Shiv Sena chief Bal Thackeray took a dig at the government indirectly by claiming that he could solve all the problems in the country within a month if he is given charge of the Indian army.
Thackeray's claim came in the backdrop of the recent violence in Assam that took many lives and the Mumbai riots triggered by protestors.
"Give me control of the army. I will show you miracles and set everything right within a month. Just hand over the army to me," Samaylive.com quoted Thackeray saying to the party mouthpiece 'Dopaharka Saamna in an interview.
Going a notch higher in condemning the August 11 Azad Maiden riot, Thackeray said that he and his party will not "spare" any troublemakers and fanatic Muslims from Pakistan or Bangladesh across the country, at least as far as Maharashtra is concerned. He alleged that Mumbai riots were pre-planned.

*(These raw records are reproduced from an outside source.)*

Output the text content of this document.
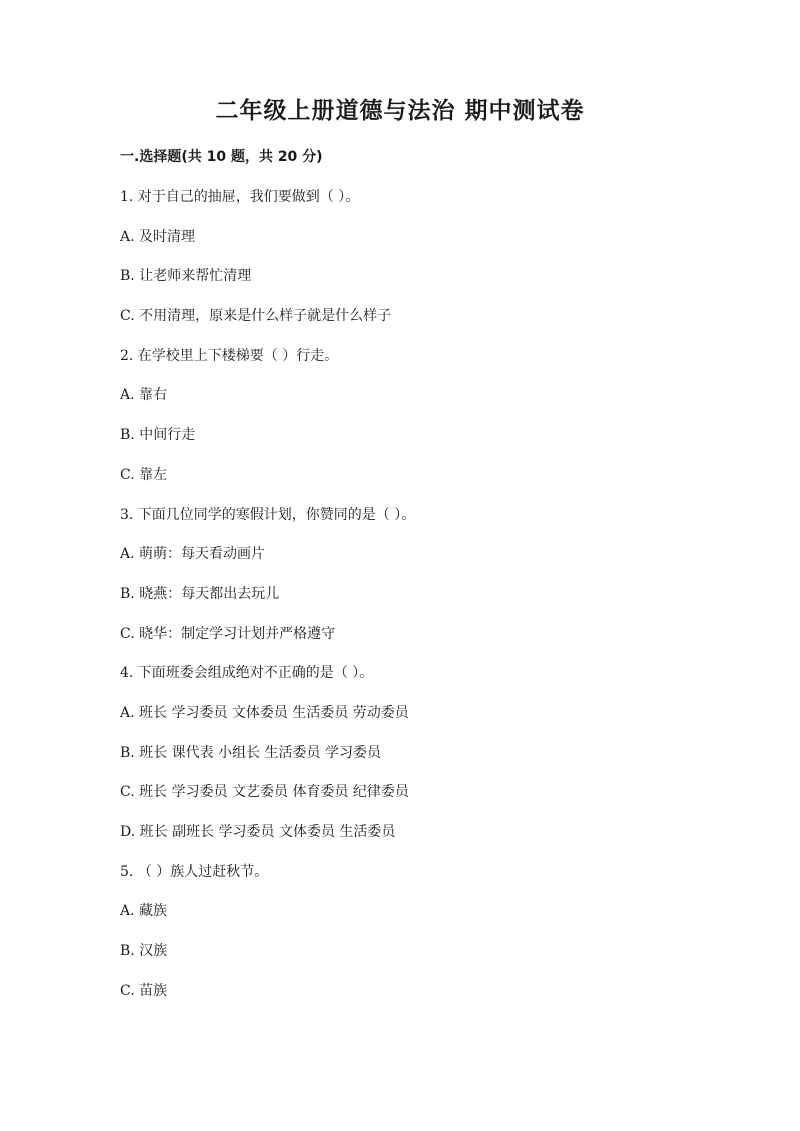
二年级上册道德与法治 期中测试卷
一.选择题(共 10 题，共 20 分)
1. 对于自己的抽屉，我们要做到（ ）。
A. 及时清理
B. 让老师来帮忙清理
C. 不用清理，原来是什么样子就是什么样子
2. 在学校里上下楼梯要（ ）行走。
A. 靠右
B. 中间行走
C. 靠左
3. 下面几位同学的寒假计划，你赞同的是（ ）。
A. 萌萌：每天看动画片
B. 晓燕：每天都出去玩儿
C. 晓华：制定学习计划并严格遵守
4. 下面班委会组成绝对不正确的是（ ）。
A. 班长 学习委员 文体委员 生活委员 劳动委员
B. 班长 课代表 小组长 生活委员 学习委员
C. 班长 学习委员 文艺委员 体育委员 纪律委员
D. 班长 副班长 学习委员 文体委员 生活委员
5. （ ）族人过赶秋节。
A. 藏族
B. 汉族
C. 苗族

Last month, Muslim groups launched a protest against the violence targeting minority groups in Assam and Myanmar in Mumbai's Azad Maiden. However, the peaceful protest turned bloody when some of the miscreants in the mob resorted to violence.
After the preliminary investigation, the police arrived at the conclusion that the violence was not a spontaneous outbreak but a pre-planned attack, saying that authorities recovered sticks, rods, stones and inflammable material in cans from the spot of the incident.
Thackeray also questioned why Mumbai witness riots when violence breaks out in other parts of the country. He also gave the example of 1992 Babri Mosque demolition in Uttar Pradesh that had its after-effects in Mumbai.
Lending his support to his nephew and Maharashtra Navnirman Sena (MNS) chief Raj Thackeray, the Shiv Sena chief (Bal Thackeray) criticized Bihar Chief Minister Nitish Kumar for allegedly resorting to vote bank politics.
Thackeray alleged that Nitish was wary of losing Muslims supports in his state. "Nitish don't want to invite Narendra Modi in Bihar because he want to appease Muslims to safeguard his vote bank," Shiv Sena chief said according to Samaylive.
Earlier, Nitish pulled up Raj Thackeray for his remarks of labelling Biharis as "infiltrators" and talked of driving them out of the state.
Raj Thackeray's remarks came in the backdrop of reports that suggested that Bihar authorities objected the detention of Abdul Qadir, a suspect in the latest Mumbai's Azad Maiden violence case, and have supposedly issued a warning to Mumbai authorities to keep their counterparts in the loop before detaining anyone from Bihar.